= Rabin Ajaw =

Contemporary Mayan festival in Guatemala

Rabin Ajaw also known as Rabin Ajau or Rab'in Ajaw, is an annual indigenous Mayan festival held in the Verapaces area of Guatemala, with the focus being in the city of Cobán. It is celebrated on the last Saturday of July. It is considered the largest and most important Mayan festival. In addition to fireworks, processions in traditional clothing and traditional dances are mainstays of the festival. In the Q'eqchi Mayan language, the name of the festival translates to "the king's daughter".

== Selection of the Queen ==
The main event in Cobán is the selection of a Queen among indigenous contestants.

Participation requirements are:

- young (no technical age limit, but 18-24 preferred) woman of Mayan descent
- literate
- no kinship with organizers, committee members, or judges
- have not participated in previous years
- not in a relationship. the winner is also required to remain single for a year after winning.

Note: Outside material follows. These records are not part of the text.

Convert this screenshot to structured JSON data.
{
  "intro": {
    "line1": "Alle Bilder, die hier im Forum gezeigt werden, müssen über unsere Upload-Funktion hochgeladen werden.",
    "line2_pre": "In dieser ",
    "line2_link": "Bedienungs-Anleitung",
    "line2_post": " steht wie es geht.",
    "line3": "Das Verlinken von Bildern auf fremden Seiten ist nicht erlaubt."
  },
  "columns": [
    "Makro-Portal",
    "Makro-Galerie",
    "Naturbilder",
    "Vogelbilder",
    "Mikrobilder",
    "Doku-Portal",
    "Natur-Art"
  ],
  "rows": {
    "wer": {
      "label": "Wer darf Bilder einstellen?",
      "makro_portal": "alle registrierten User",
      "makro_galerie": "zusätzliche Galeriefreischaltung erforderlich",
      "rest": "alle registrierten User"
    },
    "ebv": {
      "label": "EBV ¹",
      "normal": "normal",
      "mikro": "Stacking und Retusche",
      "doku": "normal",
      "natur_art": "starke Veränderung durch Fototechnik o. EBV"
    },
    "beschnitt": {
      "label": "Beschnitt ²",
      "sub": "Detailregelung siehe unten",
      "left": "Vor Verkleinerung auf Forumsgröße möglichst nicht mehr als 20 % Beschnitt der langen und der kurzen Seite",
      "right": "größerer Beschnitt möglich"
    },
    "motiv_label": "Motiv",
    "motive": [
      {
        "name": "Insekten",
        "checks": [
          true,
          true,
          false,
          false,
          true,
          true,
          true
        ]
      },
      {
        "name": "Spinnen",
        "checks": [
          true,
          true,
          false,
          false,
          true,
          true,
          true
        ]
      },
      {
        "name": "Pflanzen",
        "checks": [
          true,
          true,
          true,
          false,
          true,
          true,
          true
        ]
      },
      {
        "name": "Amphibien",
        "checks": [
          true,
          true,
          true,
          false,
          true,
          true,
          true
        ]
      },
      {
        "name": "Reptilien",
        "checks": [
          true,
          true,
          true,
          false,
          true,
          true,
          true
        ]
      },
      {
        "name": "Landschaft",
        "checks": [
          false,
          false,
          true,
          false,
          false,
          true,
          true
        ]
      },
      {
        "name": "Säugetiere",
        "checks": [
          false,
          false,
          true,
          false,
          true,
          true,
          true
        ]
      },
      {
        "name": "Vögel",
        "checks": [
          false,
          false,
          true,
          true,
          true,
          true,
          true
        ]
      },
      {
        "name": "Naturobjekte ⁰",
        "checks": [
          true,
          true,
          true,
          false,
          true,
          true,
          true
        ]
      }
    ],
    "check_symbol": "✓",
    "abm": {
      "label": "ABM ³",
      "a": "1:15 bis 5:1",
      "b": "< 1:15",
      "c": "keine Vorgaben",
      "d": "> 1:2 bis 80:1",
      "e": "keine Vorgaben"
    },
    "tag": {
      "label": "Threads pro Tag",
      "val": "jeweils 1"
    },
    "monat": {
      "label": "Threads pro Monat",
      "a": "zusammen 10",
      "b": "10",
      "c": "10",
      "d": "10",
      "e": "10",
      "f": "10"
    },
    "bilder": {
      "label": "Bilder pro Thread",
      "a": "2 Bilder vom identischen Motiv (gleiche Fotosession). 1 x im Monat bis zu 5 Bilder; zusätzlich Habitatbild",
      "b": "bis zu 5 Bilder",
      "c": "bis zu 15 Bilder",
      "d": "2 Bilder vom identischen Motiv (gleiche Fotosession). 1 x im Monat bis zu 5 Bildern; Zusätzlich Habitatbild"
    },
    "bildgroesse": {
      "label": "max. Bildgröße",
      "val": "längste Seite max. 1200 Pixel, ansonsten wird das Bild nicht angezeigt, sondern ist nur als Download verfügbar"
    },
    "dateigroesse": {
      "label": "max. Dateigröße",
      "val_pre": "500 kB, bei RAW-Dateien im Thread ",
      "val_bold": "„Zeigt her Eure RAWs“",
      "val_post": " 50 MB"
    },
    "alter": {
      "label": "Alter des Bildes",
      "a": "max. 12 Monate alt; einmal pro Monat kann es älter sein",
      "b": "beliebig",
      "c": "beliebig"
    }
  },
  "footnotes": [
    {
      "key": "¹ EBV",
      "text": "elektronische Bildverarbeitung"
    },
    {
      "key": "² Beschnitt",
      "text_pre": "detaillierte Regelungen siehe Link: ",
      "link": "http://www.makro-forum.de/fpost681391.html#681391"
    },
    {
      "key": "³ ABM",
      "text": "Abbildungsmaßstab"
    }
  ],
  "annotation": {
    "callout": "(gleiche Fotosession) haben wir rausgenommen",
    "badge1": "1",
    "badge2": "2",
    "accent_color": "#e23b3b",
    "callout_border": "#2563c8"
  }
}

All participants of the contest give a preliminary speech on one of seven predetermined topics in both Spanish and their native Mayan. Knowledge of the Mayan language is important. In her study, Elizabet Rasch recounts stories of individual contestants who were humiliated for not being able to speak their native language. Thirteen contestants are then chosen to answer additional questions on multiple topics, after which the judges select one winner.

The outgoing queen crowns the new queen. The crown is silver with three quetzal feathers, which is the national bird of Guatemala. The Queen's input on important community issues is valued.

Celebrations begin in the evening, usually starting at 8 PM or later.

== History ==
A fair with a beauty pageant had been held in Cobán since the 1930s.

In 1969, professor Marco Aurelio Alonzo proposed the creation of Rabin Ajaw as a separate festival to commemorate the founding of Cobán. Rasch describes the rise of indigenous beauty pageants such as the Rabin Ajaw from the 1930s on as a way to reappropriate indigenous culture. Beginning in the 1970s, the narrative of the pageants became increasingly political and reflective of Mayan identity.

In the early 2000s, several Indigenous organizers protested the event, saying it "folklorizes Mayan culture".